Iowa Department of Education leaders today announced the results of the policy brief and celebrated the growth and progress in early literacy statewide. They were joined by Jane Lindaman, superintendent of the Waterloo Community School District, Tynne Sulser, a third-grade teacher in the Centerville Community School District, and Mark Crady, who represented Iowa’s area education agencies.
“Iowa’s schools are focused on preparing students for success in high school and beyond, and that success begins with developing strong reading skills,” Iowa Department of Education Director Ryan Wise said. “These findings show Iowa schools are making strides in their work to ensure all students are proficient readers by the end of third grade. This type of steady growth over time will translate into thousands of students getting on track in reading.”

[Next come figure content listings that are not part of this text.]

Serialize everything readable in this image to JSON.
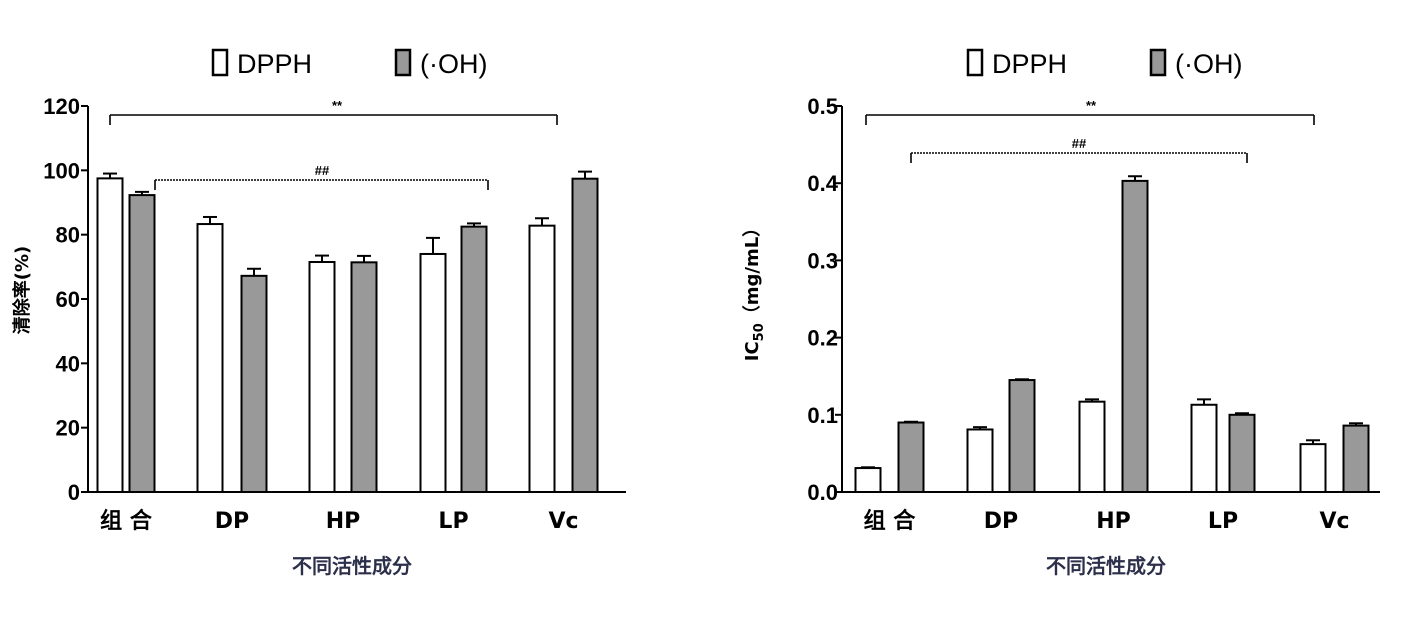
{
  "chart_data": [
    {
      "type": "bar",
      "categories": [
        "组 合",
        "DP",
        "HP",
        "LP",
        "Vc"
      ],
      "series": [
        {
          "name": "DPPH",
          "values": [
            97.5,
            83.3,
            71.5,
            74.0,
            82.8
          ],
          "errors": [
            1.5,
            2.2,
            2.0,
            5.0,
            2.3
          ]
        },
        {
          "name": "(·OH)",
          "values": [
            92.3,
            67.2,
            71.4,
            82.5,
            97.4
          ],
          "errors": [
            1.0,
            2.2,
            2.0,
            1.0,
            2.2
          ]
        }
      ],
      "xlabel": "不同活性成分",
      "ylabel": "清除率(%)",
      "ylim": [
        0,
        120
      ],
      "yticks": [
        "0",
        "20",
        "40",
        "60",
        "80",
        "100",
        "120"
      ],
      "legend_position": "top",
      "annotations": [
        {
          "text": "**",
          "from": "组 合",
          "to": "Vc"
        },
        {
          "text": "##",
          "from": "组 合",
          "to": "LP"
        }
      ]
    },
    {
      "type": "bar",
      "categories": [
        "组 合",
        "DP",
        "HP",
        "LP",
        "Vc"
      ],
      "series": [
        {
          "name": "DPPH",
          "values": [
            0.031,
            0.081,
            0.117,
            0.113,
            0.062
          ],
          "errors": [
            0.001,
            0.003,
            0.003,
            0.007,
            0.005
          ]
        },
        {
          "name": "(·OH)",
          "values": [
            0.09,
            0.145,
            0.403,
            0.1,
            0.086
          ],
          "errors": [
            0.001,
            0.001,
            0.006,
            0.002,
            0.003
          ]
        }
      ],
      "xlabel": "不同活性成分",
      "ylabel": "IC",
      "ylabel_sub": "50",
      "ylabel_unit": "（mg/mL）",
      "ylim": [
        0,
        0.5
      ],
      "yticks": [
        "0.0",
        "0.1",
        "0.2",
        "0.3",
        "0.4",
        "0.5"
      ],
      "legend_position": "top",
      "annotations": [
        {
          "text": "**",
          "from": "组 合",
          "to": "Vc"
        },
        {
          "text": "##",
          "from": "组 合",
          "to": "LP"
        }
      ]
    }
  ],
  "colors": {
    "series1_fill": "#ffffff",
    "series2_fill": "#999999",
    "stroke": "#000000"
  }
}
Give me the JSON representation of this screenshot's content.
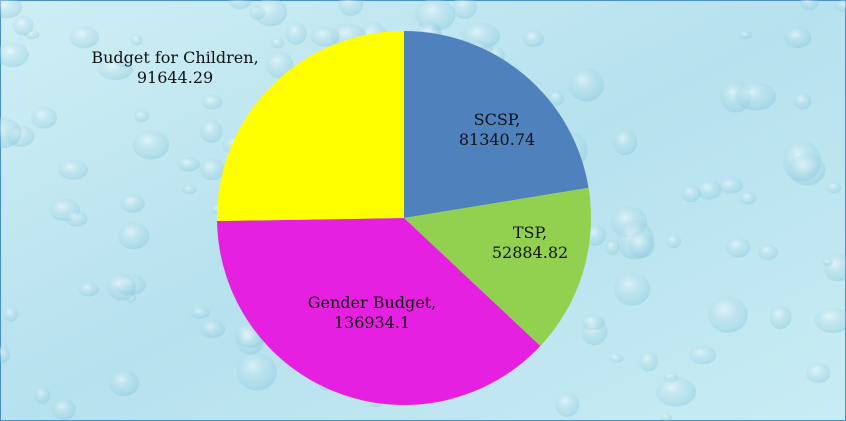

While the ability to read is important at all levels, research shows third grade is an important gateway grade, when children transition from “learning to read” and begin “reading to learn.” Early reading difficulties have been linked to long-term consequences, such as dropping out of school.
Iowa’s reading scores on state and national assessments have stagnated for years, and nearly one in four third-grade students is not proficient in reading.
The Iowa Legislature passed a law in 2012 that focuses on making sure all students are reading at grade level by the end of third grade. A key part of the law is an early warning system to help educators identify and intervene with students in kindergarten through third grade who are at risk for reading failure. Through the system, schools screen students in kindergarten through third grade three times a year – fall, winter and spring – to identify children at risk, to provide additional reading instruction and to monitor their progress.
Iowa’s early warning system was implemented through a partnership between the Iowa Department of Education, area education agencies, and school districts.
Of 398 public school districts and nonpublic schools using the early warning system, 60.8 percent (242) saw an increase in the percentage of students in kindergarten through third grade at or above benchmark from fall 2015 to spring 2016. Fifty-three school districts showed double-digit percentage increases in results from fall to spring.
Of Iowa’s urban school districts, the Waterloo Community School District demonstrated the largest growth, with a 14.6 percentage-point increase from fall 2015 to spring 2016.
“We are now better equipped than at any point in time to identify which students are on track and which ones aren’t, and we have tools to spring into action with instruction that works,” Lindaman said. “Knowledge is power, and when we know what students need, we are much more effective at providing the right interventions.”
The growth and progress from Iowa’s screening assessments are expected to translate to large-scale standardized tests in reading, such as the state assessment or the National Assessment of Educational Progress (NAEP), once all students have taken them. Only about a quarter of students who have been screened through the early warning system have also taken the state assessment, which is administered to students for the first time in third grade. NAEP is taken for the first time in fourth grade.